Judy Murray, Contributor
It is not a surprise to those following the construction market that the offshore support vessel (OSV) fleet is in dire straits. In March 2017 VesselsValue, a group of analysts that follow yard activity, reported that the already oversupplied OSV market was facing a record number of deliveries in 2017, with 465 vessels expected to join the global fleet. Data published in October indicated nearly 80% had not yet been delivered.
While current market forecasts for this year indicate better times are on the way, the likelihood is slim that a balmier business climate will rescue the OSV sector from its current distress. As with other market sectors innovation will be the determining factor for success.
In taking on the new “normal” of lower oil and gas prices and limited demand for their services, OSV owners are taking a critical look at their fleets and reassessing their value in a very different market to chart the best—and most profitable—way forward.
Some owners, like Harvey Gulf International Marine, were ahead of the game in recognizing that changes needed to be made to give its fleet a competitive edge. In 2015 it became the first U.S. vessel operator to supply a vessel capable of operating exclusively on natural gas. The newbuild M/V Harvey Energy was the first LNG-powered OSV in service in North America.
Meanwhile, owners with idle vessels in their fleet are looking for ways to convert existing units to deliver more marketable services. In some cases that means enhancing capabilities. This is the route Ulstein took mid-2017, identifying a need for inspection, repair and maintenance vessels that could support subsea installation in addition to offshore wind operations. The company announced it would deliver “new-life solutions” through “a well thought-through conversion” that would allow medium-sized PX121 platform supply vessels to compete for short- and medium-term contracts.
Venturing even farther off the beaten path, Silverstar Marine has proposed the idea of converting an OSV into what it described as “a high-quality, practical, heavy seas explorer/adventure yacht.” Among its selling points is price. A finished refit of an OSV would yield a larger superyacht at a lower cost than could be achieved with a newbuild.
While some companies are finding ways to keep existing units busy, others are designing newbuilds with specialized markets in mind.
In December 2017 Jumbo signed a letter of intent with China Merchants Industry Holdings for detailed engineering and construction of a new DP2 heavy-lift crane vessel (HLCV) that will be delivered in first-quarter 2020. The X-BOW HLCV, designed with Ulstein Design and Solutions B.V., will be powered by dual fuel engines and can run on LNG.

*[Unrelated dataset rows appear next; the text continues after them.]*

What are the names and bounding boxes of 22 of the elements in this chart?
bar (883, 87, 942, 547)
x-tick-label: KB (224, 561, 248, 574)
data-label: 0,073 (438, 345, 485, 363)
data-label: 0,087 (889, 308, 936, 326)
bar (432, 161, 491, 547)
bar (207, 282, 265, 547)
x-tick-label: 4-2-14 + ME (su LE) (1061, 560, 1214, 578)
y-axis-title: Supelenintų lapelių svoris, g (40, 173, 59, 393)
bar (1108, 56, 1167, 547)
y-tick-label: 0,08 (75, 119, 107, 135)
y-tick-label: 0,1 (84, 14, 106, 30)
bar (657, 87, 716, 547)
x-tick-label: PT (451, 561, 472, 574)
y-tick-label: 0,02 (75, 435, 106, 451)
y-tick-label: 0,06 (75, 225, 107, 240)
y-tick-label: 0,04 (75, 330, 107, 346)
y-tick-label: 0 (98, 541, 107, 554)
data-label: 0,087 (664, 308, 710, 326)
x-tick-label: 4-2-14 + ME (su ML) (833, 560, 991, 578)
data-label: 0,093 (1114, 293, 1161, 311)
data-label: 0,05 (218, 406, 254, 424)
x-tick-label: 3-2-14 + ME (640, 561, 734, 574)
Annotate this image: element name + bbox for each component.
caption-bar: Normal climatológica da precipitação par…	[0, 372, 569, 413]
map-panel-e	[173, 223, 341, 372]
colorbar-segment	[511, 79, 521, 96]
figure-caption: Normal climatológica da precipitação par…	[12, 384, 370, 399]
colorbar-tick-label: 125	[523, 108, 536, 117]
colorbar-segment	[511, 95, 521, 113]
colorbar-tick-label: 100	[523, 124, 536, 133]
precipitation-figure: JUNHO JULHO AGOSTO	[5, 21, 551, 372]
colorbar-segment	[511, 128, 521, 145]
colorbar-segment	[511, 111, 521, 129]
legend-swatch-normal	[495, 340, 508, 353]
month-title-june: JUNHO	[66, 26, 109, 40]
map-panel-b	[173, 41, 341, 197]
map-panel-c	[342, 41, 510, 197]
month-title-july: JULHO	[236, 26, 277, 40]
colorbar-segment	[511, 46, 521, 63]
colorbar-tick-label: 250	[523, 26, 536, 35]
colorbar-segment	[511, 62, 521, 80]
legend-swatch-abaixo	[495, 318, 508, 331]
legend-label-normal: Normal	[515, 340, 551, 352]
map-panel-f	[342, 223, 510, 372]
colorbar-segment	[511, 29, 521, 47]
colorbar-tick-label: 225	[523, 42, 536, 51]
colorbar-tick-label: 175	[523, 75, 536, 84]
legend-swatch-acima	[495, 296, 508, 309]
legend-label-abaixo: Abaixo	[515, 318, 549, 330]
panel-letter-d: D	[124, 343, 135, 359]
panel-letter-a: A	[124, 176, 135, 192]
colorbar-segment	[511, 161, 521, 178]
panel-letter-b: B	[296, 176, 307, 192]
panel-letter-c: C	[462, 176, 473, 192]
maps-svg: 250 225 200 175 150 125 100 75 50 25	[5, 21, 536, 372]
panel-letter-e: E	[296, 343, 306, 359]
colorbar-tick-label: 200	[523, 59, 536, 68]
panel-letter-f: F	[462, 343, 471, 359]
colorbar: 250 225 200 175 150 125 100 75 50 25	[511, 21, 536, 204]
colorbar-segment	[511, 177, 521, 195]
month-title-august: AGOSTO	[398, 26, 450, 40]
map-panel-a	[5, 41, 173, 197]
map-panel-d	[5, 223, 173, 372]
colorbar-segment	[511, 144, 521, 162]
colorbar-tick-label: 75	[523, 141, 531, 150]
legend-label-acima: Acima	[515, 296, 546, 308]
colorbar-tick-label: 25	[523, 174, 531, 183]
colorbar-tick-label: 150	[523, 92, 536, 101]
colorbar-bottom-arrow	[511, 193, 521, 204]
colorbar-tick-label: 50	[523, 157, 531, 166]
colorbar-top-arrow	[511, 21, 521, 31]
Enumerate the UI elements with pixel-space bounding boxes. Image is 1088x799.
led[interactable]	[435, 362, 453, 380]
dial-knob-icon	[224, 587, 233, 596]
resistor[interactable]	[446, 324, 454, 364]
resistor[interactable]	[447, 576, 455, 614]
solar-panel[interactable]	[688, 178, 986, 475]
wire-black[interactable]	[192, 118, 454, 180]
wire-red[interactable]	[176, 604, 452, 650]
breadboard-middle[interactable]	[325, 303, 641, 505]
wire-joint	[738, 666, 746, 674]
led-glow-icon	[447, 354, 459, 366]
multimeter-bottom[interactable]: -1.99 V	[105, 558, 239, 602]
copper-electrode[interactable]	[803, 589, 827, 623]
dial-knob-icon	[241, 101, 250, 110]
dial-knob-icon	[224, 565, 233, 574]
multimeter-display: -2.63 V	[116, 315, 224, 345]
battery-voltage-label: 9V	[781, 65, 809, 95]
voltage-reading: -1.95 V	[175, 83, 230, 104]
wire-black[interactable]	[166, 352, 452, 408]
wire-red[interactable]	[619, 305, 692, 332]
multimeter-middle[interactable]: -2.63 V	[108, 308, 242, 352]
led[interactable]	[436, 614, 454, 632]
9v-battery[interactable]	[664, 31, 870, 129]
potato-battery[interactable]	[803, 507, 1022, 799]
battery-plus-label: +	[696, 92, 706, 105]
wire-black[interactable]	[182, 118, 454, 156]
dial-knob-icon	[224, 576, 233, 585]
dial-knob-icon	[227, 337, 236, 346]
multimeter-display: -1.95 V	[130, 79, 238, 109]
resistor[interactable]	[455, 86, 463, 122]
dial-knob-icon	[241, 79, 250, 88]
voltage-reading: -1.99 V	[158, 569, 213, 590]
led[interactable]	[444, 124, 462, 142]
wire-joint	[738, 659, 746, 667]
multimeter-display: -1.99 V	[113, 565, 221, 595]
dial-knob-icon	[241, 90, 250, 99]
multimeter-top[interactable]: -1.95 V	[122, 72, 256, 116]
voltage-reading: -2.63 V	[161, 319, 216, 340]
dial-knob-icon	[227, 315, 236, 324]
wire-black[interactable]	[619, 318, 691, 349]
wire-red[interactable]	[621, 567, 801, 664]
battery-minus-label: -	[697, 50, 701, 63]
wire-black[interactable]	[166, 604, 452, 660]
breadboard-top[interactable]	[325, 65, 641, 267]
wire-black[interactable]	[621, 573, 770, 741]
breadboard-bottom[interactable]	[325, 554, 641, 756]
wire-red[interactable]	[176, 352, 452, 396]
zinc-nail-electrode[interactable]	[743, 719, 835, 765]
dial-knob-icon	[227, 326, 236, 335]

Also in December, Wärtsilä Corp. announced a new hybrid tug design, a version of the Wärtsilä HYTug, with a fully integrated hybrid power module that combines engines, an energy storage system using batteries and power electronics optimized to work together through a newly developed energy management system, reducing emissions and noise and improving performance. The design, which was developed for use in China, has received Approval-in-Principle recognition by the China Classification Society.
The range of concepts and capabilities shows clearly there is no one-size-fits-all solution for this oversupplied market, but grit, determination and imagination could go a long way toward turning things around.